How does he compare to current Hall of Fame members and those who missed out on being enshrined? Reaching 1,000 points does not automatically qualify a player for selection. Sixteen former greats, not including those recently retired, cracked the benchmark but did not earn a spot in the Hall. This includes Staal’s former teammates Rod Brind’Amour and Ray Whitney – for now. The 400-goal mark is even less predictive, as close to 30 long-retired players in that group have not been selected. So while Staal is at or closing in on two benchmarks that put him in a group of less than 100 all-time greats, that’s not to say that all of the other names are tried and true Hall of Famers. As his statistics stand currently, Staal compares favorably to stars of yesteryear like Ted Lindsay, Dave Keon, and Henri Richard, all of whom are in the Hall. If he plays long enough, Staal to date is also likely to surpass the production of a player like Dave Andreychuk. Yet, there are plenty more who have not been named to the Hall who had more impressive numbers than Staal: Bernie Nicholls, Pierre Turgeon, Theoren Fleury, Keith Tkachuk, and many more. That is not to say that one or more of those players won’t eventually get in, but they currently act as a major hurdle to Staal’s case.

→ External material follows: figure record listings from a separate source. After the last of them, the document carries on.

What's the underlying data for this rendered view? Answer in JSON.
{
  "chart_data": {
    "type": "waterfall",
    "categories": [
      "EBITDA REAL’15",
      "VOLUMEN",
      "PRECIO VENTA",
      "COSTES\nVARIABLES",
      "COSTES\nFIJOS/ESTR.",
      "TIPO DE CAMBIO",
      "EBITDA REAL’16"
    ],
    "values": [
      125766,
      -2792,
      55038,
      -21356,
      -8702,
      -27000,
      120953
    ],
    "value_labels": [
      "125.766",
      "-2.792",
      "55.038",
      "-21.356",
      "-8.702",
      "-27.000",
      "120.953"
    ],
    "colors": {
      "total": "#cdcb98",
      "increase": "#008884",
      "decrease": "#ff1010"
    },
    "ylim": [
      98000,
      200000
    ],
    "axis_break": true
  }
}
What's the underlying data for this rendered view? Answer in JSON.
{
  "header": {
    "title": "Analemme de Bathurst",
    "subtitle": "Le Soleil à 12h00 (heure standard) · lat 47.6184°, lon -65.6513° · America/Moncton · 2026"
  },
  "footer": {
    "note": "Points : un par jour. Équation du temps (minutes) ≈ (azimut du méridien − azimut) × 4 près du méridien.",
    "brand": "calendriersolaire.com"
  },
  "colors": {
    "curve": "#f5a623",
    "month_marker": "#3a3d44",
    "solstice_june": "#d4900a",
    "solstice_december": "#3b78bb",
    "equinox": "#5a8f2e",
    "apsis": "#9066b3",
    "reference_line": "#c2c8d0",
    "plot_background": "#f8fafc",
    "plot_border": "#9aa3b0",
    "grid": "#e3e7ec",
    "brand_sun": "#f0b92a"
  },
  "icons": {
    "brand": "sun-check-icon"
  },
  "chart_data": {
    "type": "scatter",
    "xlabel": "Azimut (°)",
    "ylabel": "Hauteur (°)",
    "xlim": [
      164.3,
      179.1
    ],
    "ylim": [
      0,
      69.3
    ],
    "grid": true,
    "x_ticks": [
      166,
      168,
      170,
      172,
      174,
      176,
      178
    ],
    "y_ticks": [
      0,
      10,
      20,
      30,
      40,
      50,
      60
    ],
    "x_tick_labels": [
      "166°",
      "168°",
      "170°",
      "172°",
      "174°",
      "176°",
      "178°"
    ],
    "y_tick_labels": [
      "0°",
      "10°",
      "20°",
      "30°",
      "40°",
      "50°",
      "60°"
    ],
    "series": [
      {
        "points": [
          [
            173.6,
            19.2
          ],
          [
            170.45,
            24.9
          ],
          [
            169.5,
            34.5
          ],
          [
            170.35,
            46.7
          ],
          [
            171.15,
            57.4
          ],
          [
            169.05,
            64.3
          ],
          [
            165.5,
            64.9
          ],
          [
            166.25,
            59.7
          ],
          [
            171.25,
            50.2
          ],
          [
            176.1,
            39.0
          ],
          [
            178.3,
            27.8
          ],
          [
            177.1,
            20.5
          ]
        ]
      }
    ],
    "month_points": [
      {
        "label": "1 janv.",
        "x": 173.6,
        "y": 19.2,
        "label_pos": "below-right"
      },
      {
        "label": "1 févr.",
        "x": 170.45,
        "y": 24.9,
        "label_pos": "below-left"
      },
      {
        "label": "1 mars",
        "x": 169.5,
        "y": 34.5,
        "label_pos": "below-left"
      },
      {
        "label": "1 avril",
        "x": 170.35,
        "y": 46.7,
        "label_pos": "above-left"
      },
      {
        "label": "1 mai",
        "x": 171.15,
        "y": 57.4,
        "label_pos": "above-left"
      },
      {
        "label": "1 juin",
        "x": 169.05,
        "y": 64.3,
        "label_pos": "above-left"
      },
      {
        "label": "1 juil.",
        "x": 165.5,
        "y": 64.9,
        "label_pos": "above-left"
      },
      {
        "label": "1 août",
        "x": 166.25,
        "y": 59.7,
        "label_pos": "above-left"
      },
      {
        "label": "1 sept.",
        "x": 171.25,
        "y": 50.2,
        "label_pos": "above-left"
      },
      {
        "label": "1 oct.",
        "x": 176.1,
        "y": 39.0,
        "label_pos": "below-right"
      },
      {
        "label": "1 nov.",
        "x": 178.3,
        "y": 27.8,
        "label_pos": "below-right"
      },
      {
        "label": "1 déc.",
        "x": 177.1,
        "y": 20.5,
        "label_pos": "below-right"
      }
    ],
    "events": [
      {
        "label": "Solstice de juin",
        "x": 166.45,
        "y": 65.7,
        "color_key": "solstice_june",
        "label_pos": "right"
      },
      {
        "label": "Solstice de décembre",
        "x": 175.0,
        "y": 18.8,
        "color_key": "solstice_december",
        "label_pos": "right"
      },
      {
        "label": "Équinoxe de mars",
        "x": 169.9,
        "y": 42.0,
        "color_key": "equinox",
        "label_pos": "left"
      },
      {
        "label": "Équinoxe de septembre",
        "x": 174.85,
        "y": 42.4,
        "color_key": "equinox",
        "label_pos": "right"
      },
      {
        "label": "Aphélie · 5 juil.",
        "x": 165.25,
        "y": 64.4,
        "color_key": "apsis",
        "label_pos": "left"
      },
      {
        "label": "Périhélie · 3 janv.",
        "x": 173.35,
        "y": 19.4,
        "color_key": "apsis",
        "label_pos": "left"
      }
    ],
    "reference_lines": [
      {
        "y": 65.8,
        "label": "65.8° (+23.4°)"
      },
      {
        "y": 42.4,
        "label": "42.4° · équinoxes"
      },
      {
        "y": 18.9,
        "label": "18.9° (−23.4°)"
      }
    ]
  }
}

Staal’s two most comparable players? Martin St. Louis and Jeremy Roenick. St. Louis was also a Stanley Cup winner and five-time All-Star who dedicated his life to one team, but performed exceedingly well when he did finally move on. St. Louis was a more decorated player than Staal, but never reached 400 goals and his 1,033 career points is very attainable for Staal, albeit in more games. Staal also has the chance to add another Cup to his resume, whether it be in Minnesota or elsewhere, to supplement his Hall application. Roenick, on the other hand, never lifted the Stanley Cup. However, he was a nine-time All-Star who scored more than 500 goals. On a per-game basis, he is similar to Staal, but was an explosive scorer year in and year out. St. Louis is in the Hall of Fame; Roenick is not. Whose company Staal joins remains a mystery, still to be sorted out over a few more years of hockey.
What do you think? Is Eric Staal a Hall of Famer? Is it still too early to tell?